[Python-Dev] Chained Exceptions
Ka-Ping Yee
python-dev at zesty.ca
Fri May 13 02:59:17 CEST 2005
On Thu, 12 May 2005, Guido van Rossum wrote:
> Define "raise". Does that involve a raise statement?
Not necessarily; it could be a raise statement or an inadvertently
triggered exception, such as in the example code i posted.
> What about 1/0?
That counts.
> What if you call a method that executes 1/0?
That counts too.
> What if that method catches that exception?
Did you mean something like this?
def handle():
try:
open('spamspamspam')
except:
catchit()
# point A
...
def catchit():
try:
1/0
except:
pass
Then there's no exception to propagate, so it doesn't matter.

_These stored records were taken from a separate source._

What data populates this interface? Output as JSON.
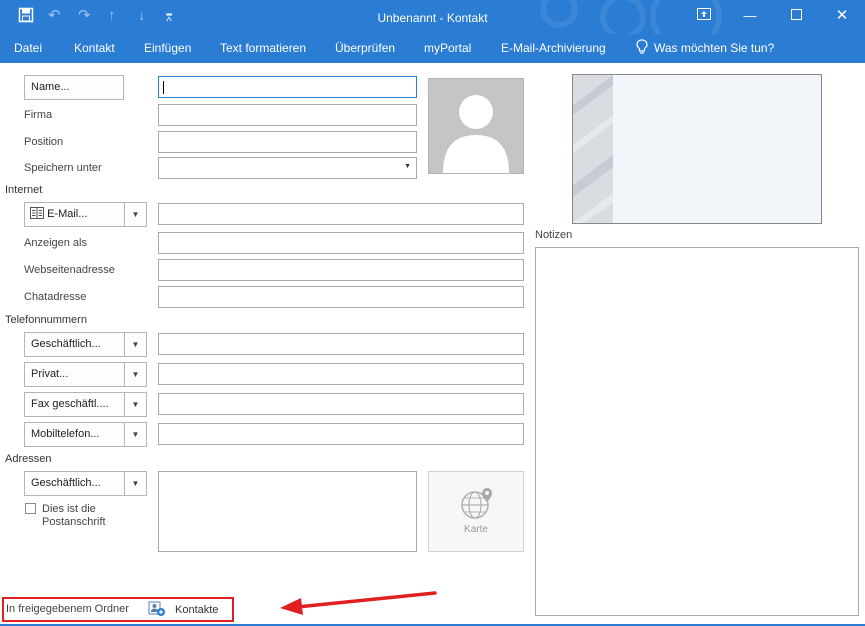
{
  "window": {
    "title": "Unbenannt - Kontakt",
    "quick_access": {
      "save": "save-icon",
      "undo": "undo-icon",
      "redo": "redo-icon",
      "up": "arrow-up-icon",
      "down": "arrow-down-icon",
      "customize": "customize-icon"
    },
    "controls": {
      "ribbon_display": "ribbon-display-icon",
      "minimize": "minimize-icon",
      "maximize": "maximize-icon",
      "close": "close-icon"
    }
  },
  "menu": {
    "items": [
      "Datei",
      "Kontakt",
      "Einfügen",
      "Text formatieren",
      "Überprüfen",
      "myPortal",
      "E-Mail-Archivierung"
    ],
    "tell_me": "Was möchten Sie tun?"
  },
  "form": {
    "name_button": "Name...",
    "labels": {
      "firma": "Firma",
      "position": "Position",
      "speichern_unter": "Speichern unter",
      "anzeigen_als": "Anzeigen als",
      "webseitenadresse": "Webseitenadresse",
      "chatadresse": "Chatadresse"
    },
    "sections": {
      "internet": "Internet",
      "telefon": "Telefonnummern",
      "adressen": "Adressen"
    },
    "email_button": "E-Mail...",
    "phone_buttons": [
      "Geschäftlich...",
      "Privat...",
      "Fax geschäftl....",
      "Mobiltelefon..."
    ],
    "address_button": "Geschäftlich...",
    "postal_checkbox": {
      "line1": "Dies ist die",
      "line2": "Postanschrift",
      "checked": false
    },
    "map_button": "Karte",
    "notes_label": "Notizen"
  },
  "footer": {
    "label": "In freigegebenem Ordner",
    "folder": "Kontakte"
  },
  "colors": {
    "accent": "#2b7cd3",
    "highlight": "#e02020"
  }
}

Once we're get to point A, the division by zero is long forgotten.
> What about the StopIteration conceptually
> raised by next() called by the for-loop implementation?
It's "caught" by the for-loop, so to speak, so it never gets out.
Conceptually, the for-loop expands to:
while 1:
try:
item = it.next()
except StopIteration:
break
# body of loop goes here
The 'break' can't possibly cause an exception, so the StopIteration
exception isn't retained.
> I believe there are (at least) two use cases:
>
> (1) I catch some low-level exception (e.g. socket.error) and turn it
> into a high-level exception (e.g. an HTTPRequestFailed exception).
>
> (2) I write some exception handling code and somehow a bug in the
> handler (or an uncooperative environment, e.g. a full disk) causes the
> exception handling code to trip over an exception.
>
> I'm fairly certain (but not 100%) that Ping meant to include both use cases.
Yes, though i did not expect to provide any mechanism for distinguishing
the two cases. Do you think such a mechanism would be necessary?